Daily Briefing

Ten Things You Need to Know Today: 21 May 2021

The Week’s daily digest of the news agenda, published at 8am


Prince William attacks BBC

Prince William says the BBC’s failures around Martin Bashir’s 1995 Panorama interview with his mother “contributed significantly to her fear, paranoia and isolation”. The royal spoke out after the publication of a report which concluded that the former Panorama reporter had used “deceitful behaviour” to induce Diana, Princess of Wales, to agree to the 1995 interview. The Times says the Duke’s rebuke of the corporation is “unprecedented”.


Israeli-Hamas ceasefire begins

A ceasefire between Israel and the Palestinian group Hamas has come into effect, bringing to an end 11 days of bombardment in which more than 240 people have died, most of them in Gaza. US President Joe Biden said that the ceasefire offered a “genuine opportunity” for progress. Both Israel and Hamas have claimed victory in the conflict and a Hamas official has warned that the group’s hands “are on the trigger”.



Covid variant rises 160% in UK

Confirmed cases in the UK of the Covid variant of concern that was first detected in India have risen more than 160% in the past week. Data from Public Health England shows there have now been 3,424 confirmed cases of the B.1.617.2 variant in the UK, up from 1,313 cases last week. Meanwhile, another variant has been designated as “under investigation” after it was discovered in the UK, Greece and Chad. The UK's overall Covid case rate is unchanged week on week.


PM still plans to scrap distancing

Boris Johnson says he still hopes to scrap the “one-metre plus” social distancing rule next month. The prime minister said it was the “single biggest difference” the government could make to help pubs get back on their feet. Speaking to the 1922 Committee of Tory MPs, Johnson said that the move would depend on the data “continuing in the right direction”.


Unrest follows Swansea vigil

Cars were set on fire in Swansea last night after a vigil descended into violence. South Wales Police said they attended “large scale disorder” in the Mayhill area of the city. The force warned people to stay indoors amid chaotic scenes after people gathered to remember a man who recently died. Footage on social media showed crowds cheering as a burning vehicle was rolled down a hill.


Home Office raised asylum suicide risk

A watchdog has found that the Home Office’s hastened deportation of asylum seekers who crossed the Channel in small boats led to “unprecedented levels” of those at risk of suicide.
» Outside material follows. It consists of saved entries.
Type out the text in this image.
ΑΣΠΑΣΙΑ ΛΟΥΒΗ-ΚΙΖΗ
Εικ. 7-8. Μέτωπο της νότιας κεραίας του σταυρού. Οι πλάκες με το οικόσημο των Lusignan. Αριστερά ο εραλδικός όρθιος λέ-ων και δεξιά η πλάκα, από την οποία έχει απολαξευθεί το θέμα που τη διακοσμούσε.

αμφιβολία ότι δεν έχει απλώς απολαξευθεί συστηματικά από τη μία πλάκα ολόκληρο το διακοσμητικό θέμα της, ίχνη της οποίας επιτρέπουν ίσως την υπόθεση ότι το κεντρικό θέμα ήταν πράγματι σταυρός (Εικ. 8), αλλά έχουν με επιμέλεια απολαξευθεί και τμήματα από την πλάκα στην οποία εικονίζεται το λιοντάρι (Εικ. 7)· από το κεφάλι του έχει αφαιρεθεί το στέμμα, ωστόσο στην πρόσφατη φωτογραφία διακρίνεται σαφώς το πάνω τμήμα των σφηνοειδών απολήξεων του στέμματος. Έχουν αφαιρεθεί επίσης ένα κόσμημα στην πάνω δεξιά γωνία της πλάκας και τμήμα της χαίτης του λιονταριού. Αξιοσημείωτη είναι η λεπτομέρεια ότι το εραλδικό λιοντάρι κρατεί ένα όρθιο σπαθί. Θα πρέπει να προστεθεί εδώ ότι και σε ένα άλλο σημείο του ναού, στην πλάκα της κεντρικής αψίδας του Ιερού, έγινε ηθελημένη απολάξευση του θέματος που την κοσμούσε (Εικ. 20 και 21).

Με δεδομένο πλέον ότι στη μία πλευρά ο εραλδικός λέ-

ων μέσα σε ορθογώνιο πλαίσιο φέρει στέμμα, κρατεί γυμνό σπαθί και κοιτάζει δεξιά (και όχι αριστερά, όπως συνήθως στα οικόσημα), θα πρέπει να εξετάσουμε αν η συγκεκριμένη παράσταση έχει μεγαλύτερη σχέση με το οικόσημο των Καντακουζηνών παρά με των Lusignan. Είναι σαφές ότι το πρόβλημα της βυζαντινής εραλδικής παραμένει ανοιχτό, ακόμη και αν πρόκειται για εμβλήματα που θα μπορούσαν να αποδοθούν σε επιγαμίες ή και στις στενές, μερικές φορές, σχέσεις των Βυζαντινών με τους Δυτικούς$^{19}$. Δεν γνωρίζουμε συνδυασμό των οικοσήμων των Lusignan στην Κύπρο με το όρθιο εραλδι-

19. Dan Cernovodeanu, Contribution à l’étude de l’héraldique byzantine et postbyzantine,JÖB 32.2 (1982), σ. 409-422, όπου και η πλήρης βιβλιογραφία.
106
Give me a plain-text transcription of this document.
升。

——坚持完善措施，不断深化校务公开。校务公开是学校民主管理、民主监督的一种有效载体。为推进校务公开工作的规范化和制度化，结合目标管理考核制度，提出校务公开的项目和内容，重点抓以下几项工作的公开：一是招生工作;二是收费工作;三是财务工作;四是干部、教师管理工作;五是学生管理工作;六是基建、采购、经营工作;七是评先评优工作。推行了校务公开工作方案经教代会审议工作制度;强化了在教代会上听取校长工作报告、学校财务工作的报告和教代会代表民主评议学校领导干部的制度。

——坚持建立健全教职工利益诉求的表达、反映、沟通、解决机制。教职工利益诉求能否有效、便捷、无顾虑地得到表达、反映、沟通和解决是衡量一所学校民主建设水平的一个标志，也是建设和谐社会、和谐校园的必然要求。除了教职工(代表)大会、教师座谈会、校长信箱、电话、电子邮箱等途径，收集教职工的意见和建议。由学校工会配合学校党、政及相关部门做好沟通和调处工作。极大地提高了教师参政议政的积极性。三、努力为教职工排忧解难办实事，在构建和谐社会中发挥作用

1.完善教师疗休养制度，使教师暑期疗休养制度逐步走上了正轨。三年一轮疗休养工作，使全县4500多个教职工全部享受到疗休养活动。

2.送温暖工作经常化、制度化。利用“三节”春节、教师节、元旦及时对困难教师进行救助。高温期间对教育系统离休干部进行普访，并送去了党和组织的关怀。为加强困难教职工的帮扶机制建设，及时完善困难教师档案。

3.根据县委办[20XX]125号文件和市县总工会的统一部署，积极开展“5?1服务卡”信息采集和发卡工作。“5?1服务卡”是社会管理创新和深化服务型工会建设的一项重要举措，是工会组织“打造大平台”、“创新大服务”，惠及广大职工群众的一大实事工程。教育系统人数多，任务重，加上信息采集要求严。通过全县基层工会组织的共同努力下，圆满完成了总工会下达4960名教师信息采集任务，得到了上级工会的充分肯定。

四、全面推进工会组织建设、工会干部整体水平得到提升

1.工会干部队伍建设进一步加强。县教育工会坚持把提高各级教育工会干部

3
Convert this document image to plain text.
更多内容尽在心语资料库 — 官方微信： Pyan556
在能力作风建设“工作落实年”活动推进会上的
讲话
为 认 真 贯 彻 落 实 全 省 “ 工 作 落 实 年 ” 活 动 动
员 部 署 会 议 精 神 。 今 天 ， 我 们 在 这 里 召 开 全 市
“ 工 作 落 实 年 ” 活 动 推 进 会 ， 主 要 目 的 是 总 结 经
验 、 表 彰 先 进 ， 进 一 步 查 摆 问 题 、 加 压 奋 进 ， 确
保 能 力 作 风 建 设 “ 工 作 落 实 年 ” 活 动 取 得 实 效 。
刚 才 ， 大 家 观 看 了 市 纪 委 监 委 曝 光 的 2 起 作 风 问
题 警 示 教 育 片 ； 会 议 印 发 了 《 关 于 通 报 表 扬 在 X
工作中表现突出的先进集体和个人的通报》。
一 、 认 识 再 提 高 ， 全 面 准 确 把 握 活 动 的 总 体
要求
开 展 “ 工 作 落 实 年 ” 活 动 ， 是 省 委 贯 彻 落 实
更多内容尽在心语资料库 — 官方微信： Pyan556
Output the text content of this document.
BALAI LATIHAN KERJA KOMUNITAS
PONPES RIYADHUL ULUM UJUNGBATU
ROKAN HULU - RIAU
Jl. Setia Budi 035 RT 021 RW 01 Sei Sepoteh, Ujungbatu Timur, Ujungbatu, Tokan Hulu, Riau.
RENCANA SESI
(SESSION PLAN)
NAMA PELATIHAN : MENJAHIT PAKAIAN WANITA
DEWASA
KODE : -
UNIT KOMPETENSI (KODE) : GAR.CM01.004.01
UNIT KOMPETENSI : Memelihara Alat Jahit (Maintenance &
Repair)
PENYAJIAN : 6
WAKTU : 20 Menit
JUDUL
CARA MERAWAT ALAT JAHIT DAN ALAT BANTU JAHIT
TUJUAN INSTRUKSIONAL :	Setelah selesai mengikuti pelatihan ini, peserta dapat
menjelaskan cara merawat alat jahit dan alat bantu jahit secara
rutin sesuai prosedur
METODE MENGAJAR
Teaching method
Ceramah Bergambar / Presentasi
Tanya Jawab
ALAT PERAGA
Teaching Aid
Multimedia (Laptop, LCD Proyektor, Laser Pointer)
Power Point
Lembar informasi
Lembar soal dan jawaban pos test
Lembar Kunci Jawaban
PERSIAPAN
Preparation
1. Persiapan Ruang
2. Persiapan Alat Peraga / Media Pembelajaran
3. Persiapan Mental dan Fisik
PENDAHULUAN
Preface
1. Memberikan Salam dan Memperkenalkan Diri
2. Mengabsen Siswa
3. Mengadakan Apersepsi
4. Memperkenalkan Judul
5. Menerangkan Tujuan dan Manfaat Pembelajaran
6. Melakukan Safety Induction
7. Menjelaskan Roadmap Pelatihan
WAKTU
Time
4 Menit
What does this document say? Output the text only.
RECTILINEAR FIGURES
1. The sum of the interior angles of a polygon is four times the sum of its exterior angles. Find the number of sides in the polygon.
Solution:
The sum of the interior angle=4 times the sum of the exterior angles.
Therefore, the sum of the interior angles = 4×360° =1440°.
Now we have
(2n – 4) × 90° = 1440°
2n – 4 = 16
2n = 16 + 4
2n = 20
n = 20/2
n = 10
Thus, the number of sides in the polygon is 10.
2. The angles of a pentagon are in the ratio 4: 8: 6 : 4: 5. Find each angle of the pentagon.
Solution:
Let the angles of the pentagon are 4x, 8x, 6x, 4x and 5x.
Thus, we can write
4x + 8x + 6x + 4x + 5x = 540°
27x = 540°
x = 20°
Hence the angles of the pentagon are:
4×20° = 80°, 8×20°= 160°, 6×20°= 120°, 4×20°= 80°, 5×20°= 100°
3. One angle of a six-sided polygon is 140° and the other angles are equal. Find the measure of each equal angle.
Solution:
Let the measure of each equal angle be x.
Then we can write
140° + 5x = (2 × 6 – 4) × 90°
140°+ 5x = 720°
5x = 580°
When the government was operating a programme of “compressed” charter flights last year, one-third of the detainees at Brook House immigration removal centre were placed on constant suicide watch, says the Independent Monitoring Board.


Baby’s body found in canal

The body of a baby boy has been discovered in a canal in the West Midlands. A passer-by spotted the child in a waterway in Rough Wood Country Park, Willenhall, on Thursday afternoon. Police say they are hunting the child's mother. “We're now investigating these very sad circumstances to understand exactly what has happened and if anyone has come to harm,” said the West Midlands police.


Civil service given days for aid cuts

Civil servants were given just five to seven working days to prepare 30% cuts in the overseas aid budget last summer. The Guardian says the government spent only seven hours discussing the proposed £2.9bn cuts to multilateral and bilateral aid, and then imposed them on the world’s poorest countries. The cuts were made on the basis of a forecast shown five days later to be too pessimistic, the paper reports.


Man tried to frame landlord for terrorism

A court has heard that a tenant tried to frame his landlord for the 2017 Westminster Bridge terror attack after a row over a faulty boiler. Gerald Banyard, 67, sent two packages to police, suggesting that Ian Anderson-Boles was friends with Khalid Masood, who drove a car into pedestrians. Southwark Crown Court heard police spent some 260 hours probing Banyard’s false claims. Banyard was jailed for three years and two months.


Plastic bag charge rises

The cost of a single-use plastic carrier bag in English shops has officially risen from 5p to 10p. From today, all stores have to apply the charge. Until now, smaller retailers were exempt. Campaign group Friends of the Earth welcomed the scheme but said it still had “significant shortcomings”. Since the original 5p levy was introduced in England in 2015, use of plastic bags has declined by more than 95%.